Developing Working Class Environmentalism


I do not say that all things that eco-groups do are bad. But anarchists tend to follow the direction of groups that do not have the same interests as ours. Because of this we get burdened with baggage harmful to the working class and other oppressed groups. For this reason and many others, we need to develop our own form of environmentalism based on their interests.

Much environmentalist activism is based on the eurocentic idea of superiority. Groups seek to define the natural world as having values which do not exist in it. They see humans as something above or outside of the natural world this is why they come in conflict with indigenous peoples and with workers.

Humans are not outside of the environment. Rather they are part of it thus, human conditions should be as much a part of the environmental movement as anything else.

The basic cause of most environmental problems is the system of industrial greed: capitalism, both private and state. The owners of industry treat workers like they treat the rest of the environment. Our environmentalism should be based on the understanding that all things are connected.

Workers who are forced to work for wages and those who are able to work outside of the wage system come under industrial-capitalist attack for the same reason: greed. Thus, the workers struggling against the wage system controlled by capitalist industrialists, and those struggling to resist these forces, are all a part of the same struggle. All things are connected.

Often eco-groups will blame both types of workers for things the industrial rulers are responsible for; and the sacrifices these groups call for are often sacrifices the workers have to make.

Many eco-groups are more inclined to look at the effects rather than the real causes of environmental problems. They also tend to focus on pet issues rather than the environment as a whole. They will come out against something they don't like and then present some type of alternative. But often they will not look at the effects that the alternative has on the environment.

A good example of this is solar power. Many of the systems I have seen, which involve moving solar heated water from the panels into the house, use copper tubing. The largest strip mine in the U.S. is a copper mine, which by the way is on land stolen from the Western Shoshone. Anarchist environmentalism must look at the effect everything has on the environment, not just pet issues.

Something that we learn when we take a good look at all industrial production is that all of it contributes to the problem.

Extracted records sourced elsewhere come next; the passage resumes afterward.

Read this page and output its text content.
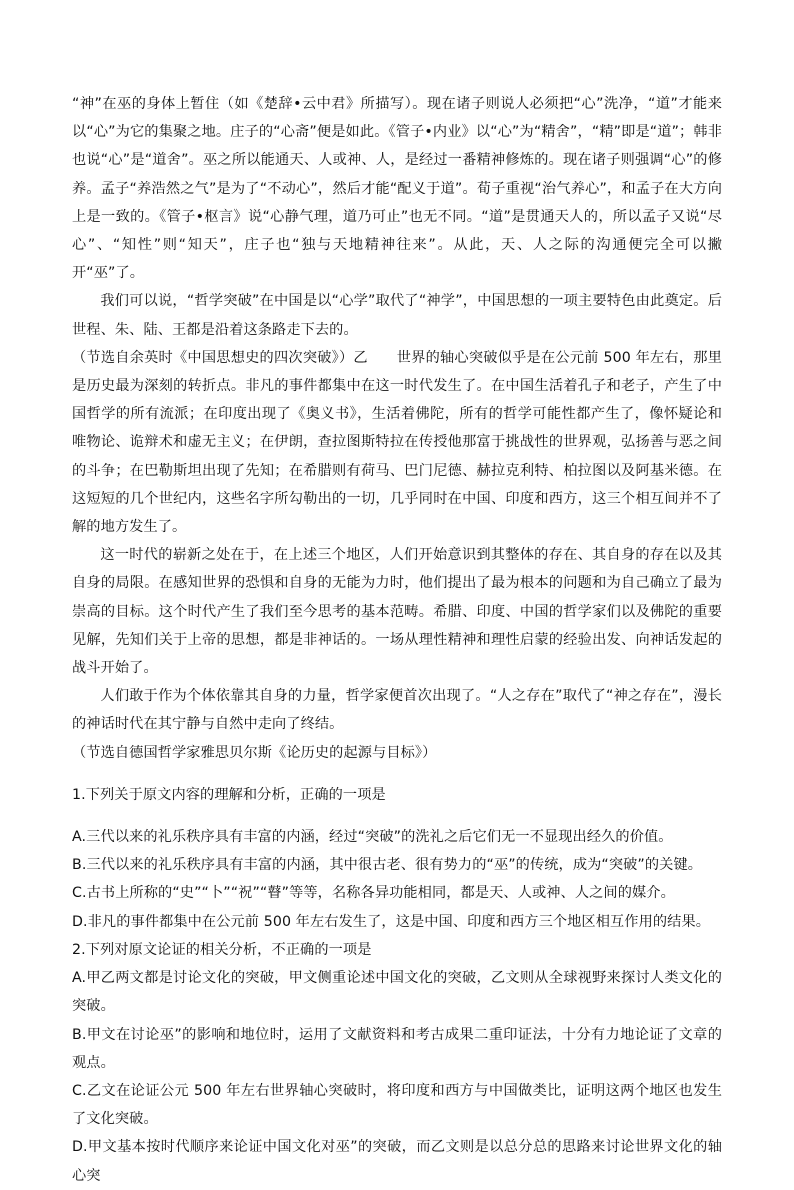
“神”在巫的身体上暂住（如《楚辞•云中君》所描写）。现在诸子则说人必须把“心”洗净，“道”才能来以“心”为它的集聚之地。庄子的“心斋”便是如此。《管子•内业》以“心”为“精舍”，“精”即是“道”；韩非也说“心”是“道舍”。巫之所以能通天、人或神、人，是经过一番精神修炼的。现在诸子则强调“心”的修养。孟子“养浩然之气”是为了“不动心”，然后才能“配义于道”。荀子重视“治气养心”，和孟子在大方向上是一致的。《管子•枢言》说“心静气理，道乃可止”也无不同。“道”是贯通天人的，所以孟子又说“尽心”、“知性”则“知天”，庄子也“独与天地精神往来”。从此，天、人之际的沟通便完全可以撇开“巫”了。

我们可以说，“哲学突破”在中国是以“心学”取代了“神学”，中国思想的一项主要特色由此奠定。后世程、朱、陆、王都是沿着这条路走下去的。

（节选自余英时《中国思想史的四次突破》）乙　　世界的轴心突破似乎是在公元前 500 年左右，那里是历史最为深刻的转折点。非凡的事件都集中在这一时代发生了。在中国生活着孔子和老子，产生了中国哲学的所有流派；在印度出现了《奥义书》，生活着佛陀，所有的哲学可能性都产生了，像怀疑论和唯物论、诡辩术和虚无主义；在伊朗，查拉图斯特拉在传授他那富于挑战性的世界观，弘扬善与恶之间的斗争；在巴勒斯坦出现了先知；在希腊则有荷马、巴门尼德、赫拉克利特、柏拉图以及阿基米德。在这短短的几个世纪内，这些名字所勾勒出的一切，几乎同时在中国、印度和西方，这三个相互间并不了解的地方发生了。

这一时代的崭新之处在于，在上述三个地区，人们开始意识到其整体的存在、其自身的存在以及其自身的局限。在感知世界的恐惧和自身的无能为力时，他们提出了最为根本的问题和为自己确立了最为崇高的目标。这个时代产生了我们至今思考的基本范畴。希腊、印度、中国的哲学家们以及佛陀的重要见解，先知们关于上帝的思想，都是非神话的。一场从理性精神和理性启蒙的经验出发、向神话发起的战斗开始了。

人们敢于作为个体依靠其自身的力量，哲学家便首次出现了。“人之存在”取代了“神之存在”，漫长的神话时代在其宁静与自然中走向了终结。

（节选自德国哲学家雅思贝尔斯《论历史的起源与目标》）

1.下列关于原文内容的理解和分析，正确的一项是

A.三代以来的礼乐秩序具有丰富的内涵，经过“突破”的洗礼之后它们无一不显现出经久的价值。

B.三代以来的礼乐秩序具有丰富的内涵，其中很古老、很有势力的“巫”的传统，成为“突破”的关键。

C.古书上所称的“史”“卜”“祝”“瞽”等等，名称各异功能相同，都是天、人或神、人之间的媒介。

D.非凡的事件都集中在公元前 500 年左右发生了，这是中国、印度和西方三个地区相互作用的结果。

2.下列对原文论证的相关分析，不正确的一项是

A.甲乙两文都是讨论文化的突破，甲文侧重论述中国文化的突破，乙文则从全球视野来探讨人类文化的突破。

B.甲文在讨论巫”的影响和地位时，运用了文献资料和考古成果二重印证法，十分有力地论证了文章的观点。

C.乙文在论证公元 500 年左右世界轴心突破时，将印度和西方与中国做类比，证明这两个地区也发生了文化突破。

D.甲文基本按时代顺序来论证中国文化对巫”的突破，而乙文则是以总分总的思路来讨论世界文化的轴心突
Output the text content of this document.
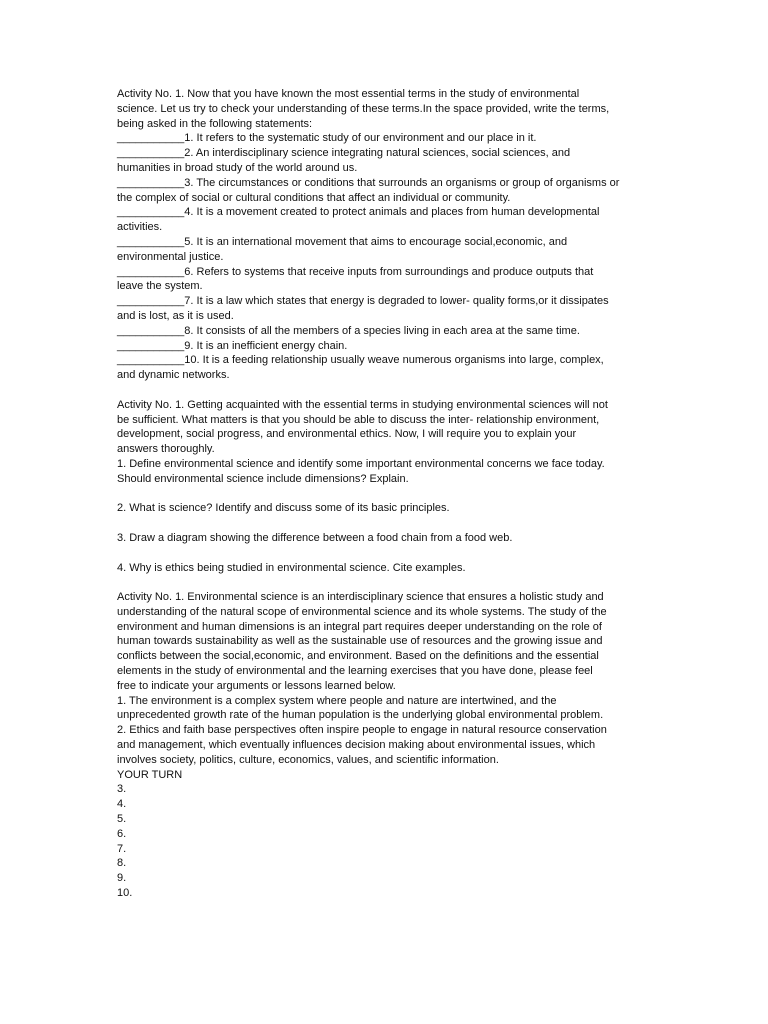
Activity No. 1. Now that you have known the most essential terms in the study of environmental

science. Let us try to check your understanding of these terms.In the space provided, write the terms,

being asked in the following statements:

___________1. It refers to the systematic study of our environment and our place in it.

___________2. An interdisciplinary science integrating natural sciences, social sciences, and

humanities in broad study of the world around us.

___________3. The circumstances or conditions that surrounds an organisms or group of organisms or

the complex of social or cultural conditions that affect an individual or community.

___________4. It is a movement created to protect animals and places from human developmental

activities.

___________5. It is an international movement that aims to encourage social,economic, and

environmental justice.

___________6. Refers to systems that receive inputs from surroundings and produce outputs that

leave the system.

___________7. It is a law which states that energy is degraded to lower- quality forms,or it dissipates

and is lost, as it is used.

___________8. It consists of all the members of a species living in each area at the same time.

___________9. It is an inefficient energy chain.

___________10. It is a feeding relationship usually weave numerous organisms into large, complex,

and dynamic networks.

Activity No. 1. Getting acquainted with the essential terms in studying environmental sciences will not

be sufficient. What matters is that you should be able to discuss the inter- relationship environment,

development, social progress, and environmental ethics. Now, I will require you to explain your

answers thoroughly.

1. Define environmental science and identify some important environmental concerns we face today.

Should environmental science include dimensions? Explain.

2. What is science? Identify and discuss some of its basic principles.

3. Draw a diagram showing the difference between a food chain from a food web.

4. Why is ethics being studied in environmental science. Cite examples.

Activity No. 1. Environmental science is an interdisciplinary science that ensures a holistic study and

understanding of the natural scope of environmental science and its whole systems. The study of the

environment and human dimensions is an integral part requires deeper understanding on the role of

human towards sustainability as well as the sustainable use of resources and the growing issue and

conflicts between the social,economic, and environment. Based on the definitions and the essential

elements in the study of environmental and the learning exercises that you have done, please feel

free to indicate your arguments or lessons learned below.

1. The environment is a complex system where people and nature are intertwined, and the

unprecedented growth rate of the human population is the underlying global environmental problem.

2. Ethics and faith base perspectives often inspire people to engage in natural resource conservation

and management, which eventually influences decision making about environmental issues, which

involves society, politics, culture, economics, values, and scientific information.

YOUR TURN

3.

4.

5.

6.

7.

8.

9.

10.
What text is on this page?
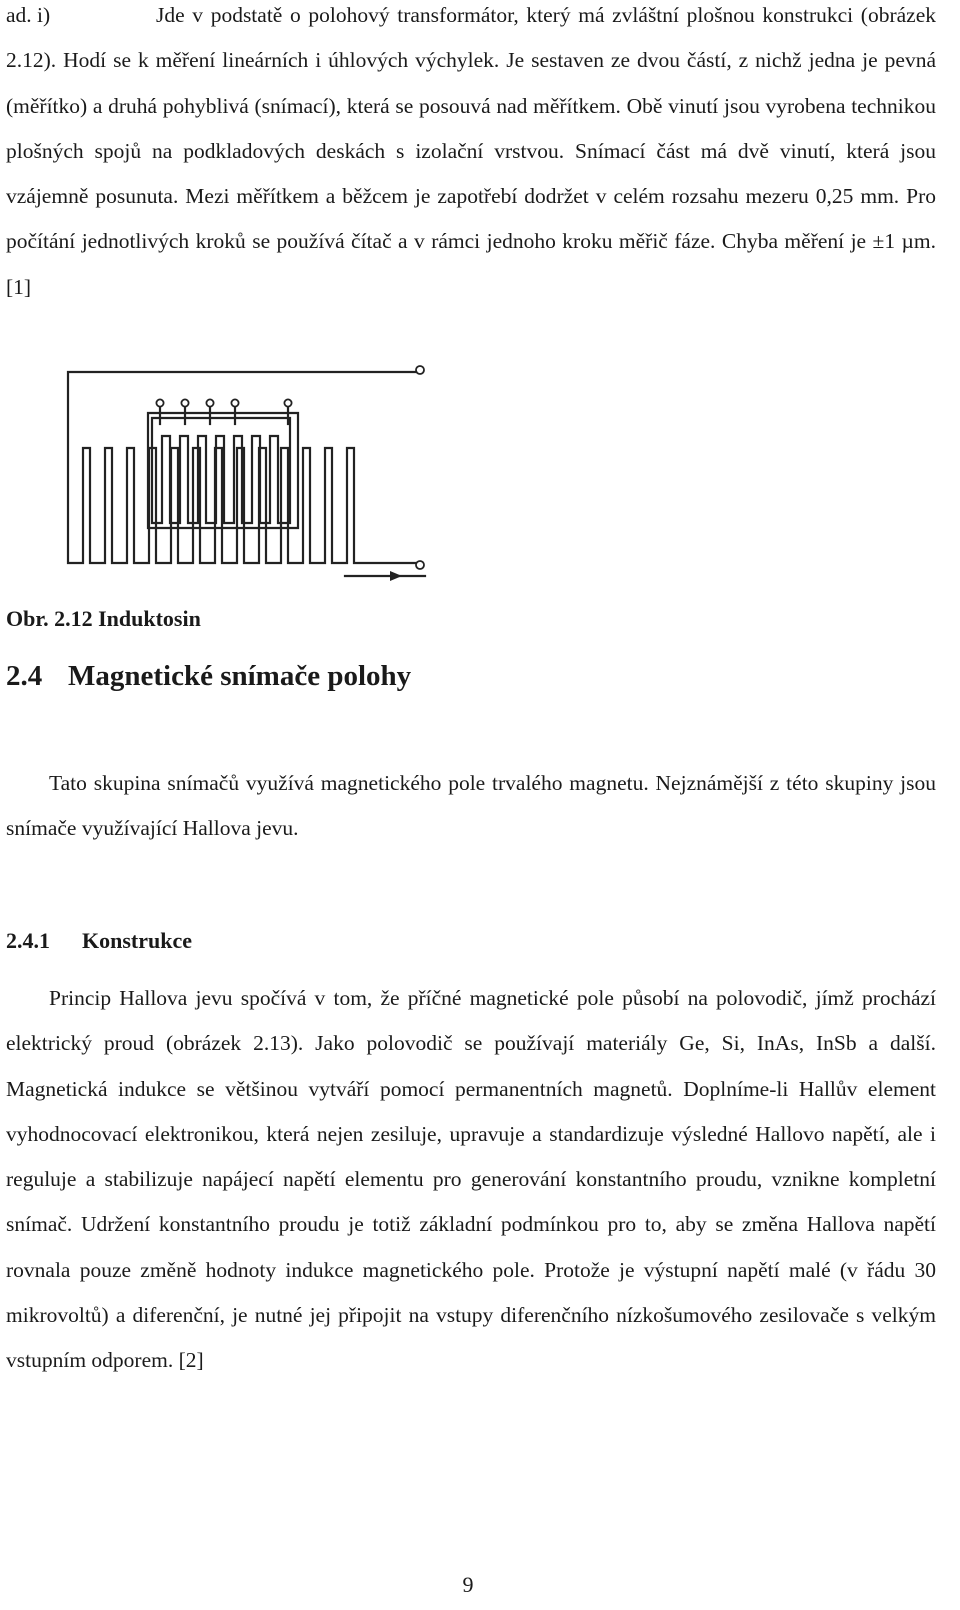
ad. i)	Jde v podstatě o polohový transformátor, který má zvláštní plošnou konstrukci (obrázek 2.12). Hodí se k měření lineárních i úhlových výchylek. Je sestaven ze dvou částí, z nichž jedna je pevná (měřítko) a druhá pohyblivá (snímací), která se posouvá nad měřítkem. Obě vinutí jsou vyrobena technikou plošných spojů na podkladových deskách s izolační vrstvou. Snímací část má dvě vinutí, která jsou vzájemně posunuta. Mezi měřítkem a běžcem je zapotřebí dodržet v celém rozsahu mezeru 0,25 mm. Pro počítání jednotlivých kroků se používá čítač a v rámci jednoho kroku měřič fáze. Chyba měření je ±1 µm. [1]

Obr. 2.12 Induktosin

2.4 Magnetické snímače polohy

Tato skupina snímačů využívá magnetického pole trvalého magnetu. Nejznámější z této skupiny jsou snímače využívající Hallova jevu.

2.4.1 Konstrukce

Princip Hallova jevu spočívá v tom, že příčné magnetické pole působí na polovodič, jímž prochází elektrický proud (obrázek 2.13). Jako polovodič se používají materiály Ge, Si, InAs, InSb a další. Magnetická indukce se většinou vytváří pomocí permanentních magnetů. Doplníme-li Hallův element vyhodnocovací elektronikou, která nejen zesiluje, upravuje a standardizuje výsledné Hallovo napětí, ale i reguluje a stabilizuje napájecí napětí elementu pro generování konstantního proudu, vznikne kompletní snímač. Udržení konstantního proudu je totiž základní podmínkou pro to, aby se změna Hallova napětí rovnala pouze změně hodnoty indukce magnetického pole. Protože je výstupní napětí malé (v řádu 30 mikrovoltů) a diferenční, je nutné jej připojit na vstupy diferenčního nízkošumového zesilovače s velkým vstupním odporem. [2]

9
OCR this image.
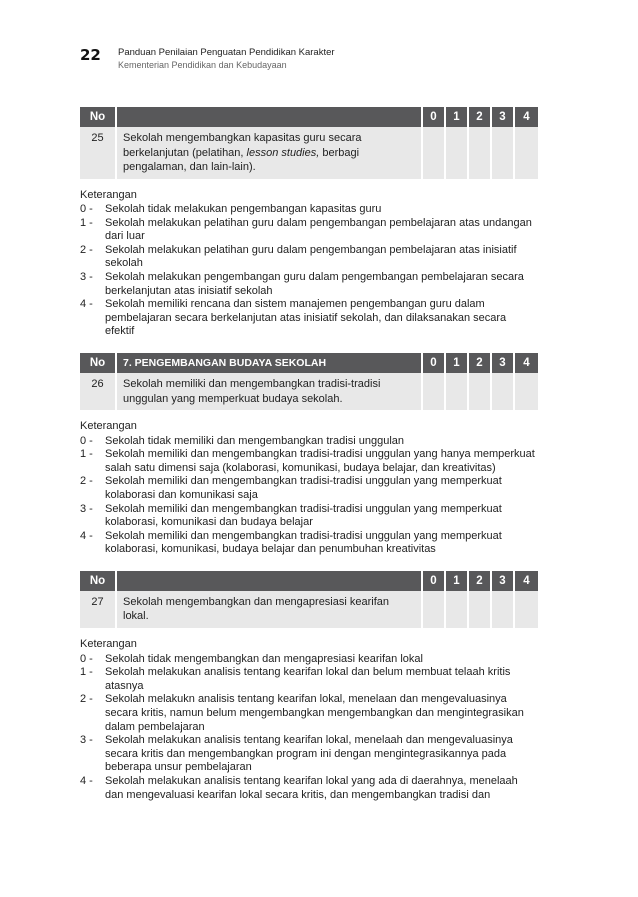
22 Panduan Penilaian Penguatan Pendidikan Karakter
Kementerian Pendidikan dan Kebudayaan
No		0	1	2	3	4
25	Sekolah mengembangkan kapasitas guru secara berkelanjutan (pelatihan, lesson studies, berbagi pengalaman, dan lain-lain).					
Keterangan
0 -	Sekolah tidak melakukan pengembangan kapasitas guru
1 -	Sekolah melakukan pelatihan guru dalam pengembangan pembelajaran atas undangan dari luar
2 -	Sekolah melakukan pelatihan guru dalam pengembangan pembelajaran atas inisiatif sekolah
3 -	Sekolah melakukan pengembangan guru dalam pengembangan pembelajaran secara berkelanjutan atas inisiatif sekolah
4 -	Sekolah memiliki rencana dan sistem manajemen pengembangan guru dalam pembelajaran secara berkelanjutan atas inisiatif sekolah, dan dilaksanakan secara efektif
No	7. PENGEMBANGAN BUDAYA SEKOLAH	0	1	2	3	4
26	Sekolah memiliki dan mengembangkan tradisi-tradisi unggulan yang memperkuat budaya sekolah.					
Keterangan
0 -	Sekolah tidak memiliki dan mengembangkan tradisi unggulan
1 -	Sekolah memiliki dan mengembangkan tradisi-tradisi unggulan yang hanya memperkuat salah satu dimensi saja (kolaborasi, komunikasi, budaya belajar, dan kreativitas)
2 -	Sekolah memiliki dan mengembangkan tradisi-tradisi unggulan yang memperkuat kolaborasi dan komunikasi saja
3 -	Sekolah memiliki dan mengembangkan tradisi-tradisi unggulan yang memperkuat kolaborasi, komunikasi dan budaya belajar
4 -	Sekolah memiliki dan mengembangkan tradisi-tradisi unggulan yang memperkuat kolaborasi, komunikasi, budaya belajar dan penumbuhan kreativitas
No		0	1	2	3	4
27	Sekolah mengembangkan dan mengapresiasi kearifan lokal.					
Keterangan
0 -	Sekolah tidak mengembangkan dan mengapresiasi kearifan lokal
1 -	Sekolah melakukan analisis tentang kearifan lokal dan belum membuat telaah kritis atasnya
2 -	Sekolah melakukn analisis tentang kearifan lokal, menelaan dan mengevaluasinya secara kritis, namun belum mengembangkan mengembangkan dan mengintegrasikan dalam pembelajaran
3 -	Sekolah melakukan analisis tentang kearifan lokal, menelaah dan mengevaluasinya secara kritis dan mengembangkan program ini dengan mengintegrasikannya pada beberapa unsur pembelajaran
4 -	Sekolah melakukan analisis tentang kearifan lokal yang ada di daerahnya, menelaah dan mengevaluasi kearifan lokal secara kritis, dan mengembangkan tradisi dan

It is not so much industrial production itself, but rather the values of industrial production: maximum profit for the owners at the expense of everything else.

Just as workers want better pay, so they should want better environmental conditions. Those first exposed to the hazards of industrial production are workers. The next to be exposed are communities of the oppressed (poor workers, African-Americans, Indigenous peoples). When was the last time you saw the owners of industry living next to a chemical plant?

Anarchist environmentalism would start at the point of production and from there struggle for earth-safe production. It would create a struggle against the owners of industry, uniting on-the-job struggles, working class community struggles and the struggles of those who are resisting being taken over by the greedy industrial system.

Given that we are a revolutionary working class organization, we will use the skills of working people to transform the capitalist industrial system into a system where the environment matters and humans are a part of it. We will base our production on the well-being of all living beings rather than the profit of a few capitalists.

This revolutionary struggle will mean that we will be opposed by the owners and that there will be affects on our day to day life. Thus, we need to stand together in solidarity, be it over a strike, the resistance of indigenous people, issues such as racism, or the hardships that change or economic devastation bring down on working class communities.